Hukum Agraria

Hukum Agraria

Hukum Agraria

Hukum Agraria

Hukum Agraria

Setelah proklamasi kemerdekaan tanggal 17 Agustus 1945, hukum-hukum agraria yang ditinggalkan kolonialisme Belanda mendapat gugatan secara gencar agar diganti dengan hukum agraria yang lebih renponsif. Pemerintah sendiri menempuh dua jalur untuk memenuhi gugatan-gugatan itu, yaitu mengeluarkan peraturan perundang-undangan secara parsial dalam bidang keagrariaan dan membentuk berbagai Panitia Perancang Hukum Agraria Nasional. Peraturan perundang-undangan yang sifatnya parsial itu dibuat untuk sementara sambil menunggu lahirnya hukum agraria nasional yang materi-materinya berisi pencabutan terhadap bidang-bidang tertentu dalam hukum agraria yang dirasa sangat tidak adil. Seperti pencabutan hak konversi bagi pengusaha Eropa dengan UU No. 13 Tahun 1948, penghapusan tanah partikelir dengan UU No. 1 Tahun 1958, perubahan Peraturan Persewaan Tanah dengan UU Darurat No. 6 Tahun 1951 (yang kemudian diperbaharui dengan UU No. 6 Tahun 1952) dan sebagainya. Semua produk hukum dalam bidang agraria yang masih bersifat parsial mempunyai karakter yang lebih renponsif/populistik.

Sejak awal kemerdekaan pemerintah juga telah mengambil langkah-langkah untuk membuat hukum agraria nasional yang komprehensif melalui pembentukkan berbagai Panitia Agraria. Mula-mula dibentuk Panitia Agraria Yogya (1948), kemudian disusul dengan Panitia Agraria Jakarta (1951), dan Panitia Soewahjo (1956). Rangkuman hasil-hasil kerja berbagai panitia itu diajukan oleh Menteri Agraria Soenarjo kepada DPR sebagai RUU. Namun, RUU yang diajukan pada era demokrasi liberal ini kemudian ditarik oleh pemerintah karena terjadi perubahan konstitusi berkenaan dengan Dekrit Presiden tanggal 5 Juli 1959. RUU tersebut setelah diperbaharui atau disesuaikan dengan terma-terma yang ada dalam UUD 1945 dan konsepsi demokrasi terpimpin diajukan lagi kepada DPR sebagai RUU pada tahun 1960 oleh Menteri Agraria Sadjarwo untuk kemudian disahkan menjadi UU No. 5 Tahun 1960 yang lebih dikenal dengan sebutan UUPA (Undang-Undang Pokok Agraria).
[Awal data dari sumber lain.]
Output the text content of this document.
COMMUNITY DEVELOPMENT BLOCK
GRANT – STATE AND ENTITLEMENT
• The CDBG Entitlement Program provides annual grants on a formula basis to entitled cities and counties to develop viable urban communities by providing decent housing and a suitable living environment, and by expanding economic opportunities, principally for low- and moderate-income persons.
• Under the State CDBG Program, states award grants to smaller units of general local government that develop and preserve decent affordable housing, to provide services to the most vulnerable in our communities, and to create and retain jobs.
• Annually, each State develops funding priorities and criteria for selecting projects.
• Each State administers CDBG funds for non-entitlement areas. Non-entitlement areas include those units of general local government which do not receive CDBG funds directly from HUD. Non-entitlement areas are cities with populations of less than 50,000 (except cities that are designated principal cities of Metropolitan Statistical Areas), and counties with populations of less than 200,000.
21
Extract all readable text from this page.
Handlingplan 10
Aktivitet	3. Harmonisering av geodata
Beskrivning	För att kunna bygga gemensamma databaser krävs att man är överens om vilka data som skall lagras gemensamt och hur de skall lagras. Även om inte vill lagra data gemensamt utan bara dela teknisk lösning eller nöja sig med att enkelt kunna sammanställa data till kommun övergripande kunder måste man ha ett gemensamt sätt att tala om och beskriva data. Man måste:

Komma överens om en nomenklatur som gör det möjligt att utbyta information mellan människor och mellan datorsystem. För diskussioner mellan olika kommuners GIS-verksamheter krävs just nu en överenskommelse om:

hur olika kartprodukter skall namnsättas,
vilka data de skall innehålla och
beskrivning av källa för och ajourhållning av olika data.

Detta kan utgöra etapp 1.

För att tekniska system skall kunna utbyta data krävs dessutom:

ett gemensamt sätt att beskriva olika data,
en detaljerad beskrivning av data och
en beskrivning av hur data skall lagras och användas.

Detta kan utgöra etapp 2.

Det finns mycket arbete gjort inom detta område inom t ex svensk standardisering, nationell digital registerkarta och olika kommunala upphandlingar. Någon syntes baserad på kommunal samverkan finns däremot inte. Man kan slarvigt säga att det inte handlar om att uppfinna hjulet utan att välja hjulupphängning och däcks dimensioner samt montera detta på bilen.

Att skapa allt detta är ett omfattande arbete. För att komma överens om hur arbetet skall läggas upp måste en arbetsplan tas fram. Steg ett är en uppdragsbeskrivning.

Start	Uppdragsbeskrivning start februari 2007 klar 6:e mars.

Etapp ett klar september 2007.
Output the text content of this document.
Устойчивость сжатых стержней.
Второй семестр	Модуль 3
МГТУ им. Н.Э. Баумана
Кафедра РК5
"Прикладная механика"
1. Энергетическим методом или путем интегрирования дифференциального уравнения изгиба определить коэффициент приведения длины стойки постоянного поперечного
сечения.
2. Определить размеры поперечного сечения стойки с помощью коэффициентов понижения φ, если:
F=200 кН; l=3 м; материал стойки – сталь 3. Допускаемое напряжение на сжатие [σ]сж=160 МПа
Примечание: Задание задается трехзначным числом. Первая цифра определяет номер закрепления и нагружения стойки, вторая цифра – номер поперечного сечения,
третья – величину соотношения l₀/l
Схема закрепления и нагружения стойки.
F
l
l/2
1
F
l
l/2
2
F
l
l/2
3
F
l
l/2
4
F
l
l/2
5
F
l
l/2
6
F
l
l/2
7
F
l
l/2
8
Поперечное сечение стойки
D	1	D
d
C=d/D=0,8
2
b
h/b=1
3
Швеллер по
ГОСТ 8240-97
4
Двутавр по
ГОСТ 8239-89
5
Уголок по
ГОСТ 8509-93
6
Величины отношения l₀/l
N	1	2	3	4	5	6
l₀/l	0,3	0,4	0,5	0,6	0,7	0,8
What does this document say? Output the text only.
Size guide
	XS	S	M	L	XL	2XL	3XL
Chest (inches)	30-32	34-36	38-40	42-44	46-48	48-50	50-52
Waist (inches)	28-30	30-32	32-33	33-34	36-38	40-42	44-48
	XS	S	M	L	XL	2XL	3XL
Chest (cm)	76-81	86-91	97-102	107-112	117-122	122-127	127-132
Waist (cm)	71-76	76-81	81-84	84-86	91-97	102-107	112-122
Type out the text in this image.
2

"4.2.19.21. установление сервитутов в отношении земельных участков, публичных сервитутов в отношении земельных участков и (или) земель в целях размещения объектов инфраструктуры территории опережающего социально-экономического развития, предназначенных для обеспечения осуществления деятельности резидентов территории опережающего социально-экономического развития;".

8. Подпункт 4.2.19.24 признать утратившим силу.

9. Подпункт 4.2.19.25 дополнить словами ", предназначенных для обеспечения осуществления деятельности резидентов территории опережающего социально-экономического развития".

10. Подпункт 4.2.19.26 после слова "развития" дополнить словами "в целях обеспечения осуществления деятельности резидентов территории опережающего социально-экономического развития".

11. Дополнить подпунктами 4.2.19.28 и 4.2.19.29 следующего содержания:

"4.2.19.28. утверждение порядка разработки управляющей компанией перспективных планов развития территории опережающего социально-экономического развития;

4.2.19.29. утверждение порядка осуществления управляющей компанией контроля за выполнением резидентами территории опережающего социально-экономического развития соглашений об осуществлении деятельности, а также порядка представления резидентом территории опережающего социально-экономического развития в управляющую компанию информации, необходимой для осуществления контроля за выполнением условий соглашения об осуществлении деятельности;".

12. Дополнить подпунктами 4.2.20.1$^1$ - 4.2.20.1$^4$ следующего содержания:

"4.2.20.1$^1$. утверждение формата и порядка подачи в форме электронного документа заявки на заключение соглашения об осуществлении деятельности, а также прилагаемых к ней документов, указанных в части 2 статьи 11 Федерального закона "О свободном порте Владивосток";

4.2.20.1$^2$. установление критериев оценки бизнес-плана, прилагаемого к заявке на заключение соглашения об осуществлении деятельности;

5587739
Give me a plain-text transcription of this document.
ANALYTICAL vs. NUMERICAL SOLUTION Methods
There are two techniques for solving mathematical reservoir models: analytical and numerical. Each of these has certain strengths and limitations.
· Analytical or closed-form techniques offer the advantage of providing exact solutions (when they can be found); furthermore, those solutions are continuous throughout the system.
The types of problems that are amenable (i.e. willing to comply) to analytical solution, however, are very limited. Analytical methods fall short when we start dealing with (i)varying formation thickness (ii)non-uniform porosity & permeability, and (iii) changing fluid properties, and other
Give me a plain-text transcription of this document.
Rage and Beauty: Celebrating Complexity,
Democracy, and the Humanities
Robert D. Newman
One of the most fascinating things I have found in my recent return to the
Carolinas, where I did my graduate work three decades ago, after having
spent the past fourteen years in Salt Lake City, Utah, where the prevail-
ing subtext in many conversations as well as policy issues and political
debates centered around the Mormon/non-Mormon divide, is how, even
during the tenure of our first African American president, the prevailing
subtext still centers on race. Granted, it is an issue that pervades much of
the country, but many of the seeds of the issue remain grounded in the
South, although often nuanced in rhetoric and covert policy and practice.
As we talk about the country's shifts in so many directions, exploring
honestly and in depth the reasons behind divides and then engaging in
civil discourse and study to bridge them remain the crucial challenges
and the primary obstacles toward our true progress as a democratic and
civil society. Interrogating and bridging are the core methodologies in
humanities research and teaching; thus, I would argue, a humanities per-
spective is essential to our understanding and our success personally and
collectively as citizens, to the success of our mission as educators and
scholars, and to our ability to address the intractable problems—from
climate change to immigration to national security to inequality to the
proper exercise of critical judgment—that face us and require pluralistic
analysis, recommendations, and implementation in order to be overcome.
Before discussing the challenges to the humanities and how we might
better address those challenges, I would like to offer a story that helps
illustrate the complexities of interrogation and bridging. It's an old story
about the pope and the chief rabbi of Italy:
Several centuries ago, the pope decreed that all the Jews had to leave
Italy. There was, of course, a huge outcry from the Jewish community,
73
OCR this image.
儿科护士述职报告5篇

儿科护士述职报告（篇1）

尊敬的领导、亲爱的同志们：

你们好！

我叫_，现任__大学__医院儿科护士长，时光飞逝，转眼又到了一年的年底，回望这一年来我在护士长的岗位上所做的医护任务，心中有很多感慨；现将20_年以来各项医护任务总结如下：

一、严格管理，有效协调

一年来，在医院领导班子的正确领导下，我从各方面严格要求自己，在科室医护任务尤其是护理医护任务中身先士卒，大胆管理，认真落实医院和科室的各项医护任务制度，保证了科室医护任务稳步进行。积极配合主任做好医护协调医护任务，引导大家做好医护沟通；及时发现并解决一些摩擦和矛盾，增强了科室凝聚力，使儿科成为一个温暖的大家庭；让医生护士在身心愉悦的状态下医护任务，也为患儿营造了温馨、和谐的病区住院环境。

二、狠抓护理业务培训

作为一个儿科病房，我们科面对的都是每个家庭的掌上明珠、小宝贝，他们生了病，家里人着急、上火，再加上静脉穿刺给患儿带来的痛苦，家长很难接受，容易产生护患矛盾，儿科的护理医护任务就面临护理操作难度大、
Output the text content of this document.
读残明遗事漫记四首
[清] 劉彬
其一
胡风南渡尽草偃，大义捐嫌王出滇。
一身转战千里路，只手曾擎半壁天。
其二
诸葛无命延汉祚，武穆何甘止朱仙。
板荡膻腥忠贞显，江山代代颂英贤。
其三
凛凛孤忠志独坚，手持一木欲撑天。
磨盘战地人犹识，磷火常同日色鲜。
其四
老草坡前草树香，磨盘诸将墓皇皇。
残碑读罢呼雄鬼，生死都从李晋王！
UUPA menghapus semua watak yang melekat pada AW 1870 dan semua produk hukum yang menyertainya, yaitu watak dualistic, feodalistik, dan ekploitatif. UUPA juga memuat asas “fungsi social” bagi hak atas tanah serta prinsip pembatasan luas maksimum dan minimum tanah yang dapat dimiliki secara adil. Domeinverklaring dinyatakan dicabut dan diganti dengan asas “hak menguasai dari Negara” yang berorientasi pada upaya mengusahakan kemakmuran rakyat yang sebesar-besarnya sesuai dengan amanat Pasal 33 UUD 1945. Dengan demikian, UUPA berkarakter sangan renponsif/populistik.

Kasus UUPA menjadi satu-satunya produk hukum yang berkarakter responsive dalam penelitian ini pada era demokrasi terpimpin yang otoriter. Hal ini bisa dijelaskan dari empat hal, yaitu : Pertama, UUPA berasal dari warisan (rancangan-rancangan) zaman demokrasi liberal yang pengundangannya tertunda karena ada Dekrit Presiden 5 Juli 1959. Kedua, UUPA memuat materi yang membalik dasr-dasar kolonialisme yang sudah pasti sangat ditentang oleh semua pemimpin Indonesia, baik pemimpin yang demokratis maupun yang otoriter. Ketiga, materi UUPA tidak menyangkut distribusi kekuasaan sehingga pemberlakuannya tidak akan mengganggu sebuah rezim otoriter sekalipun. Keempat, UUPA tidak hanya memuat aspek public (hukum administrasi Negara), tetapi juga memuat masalah-masalah privat (hukum perdata).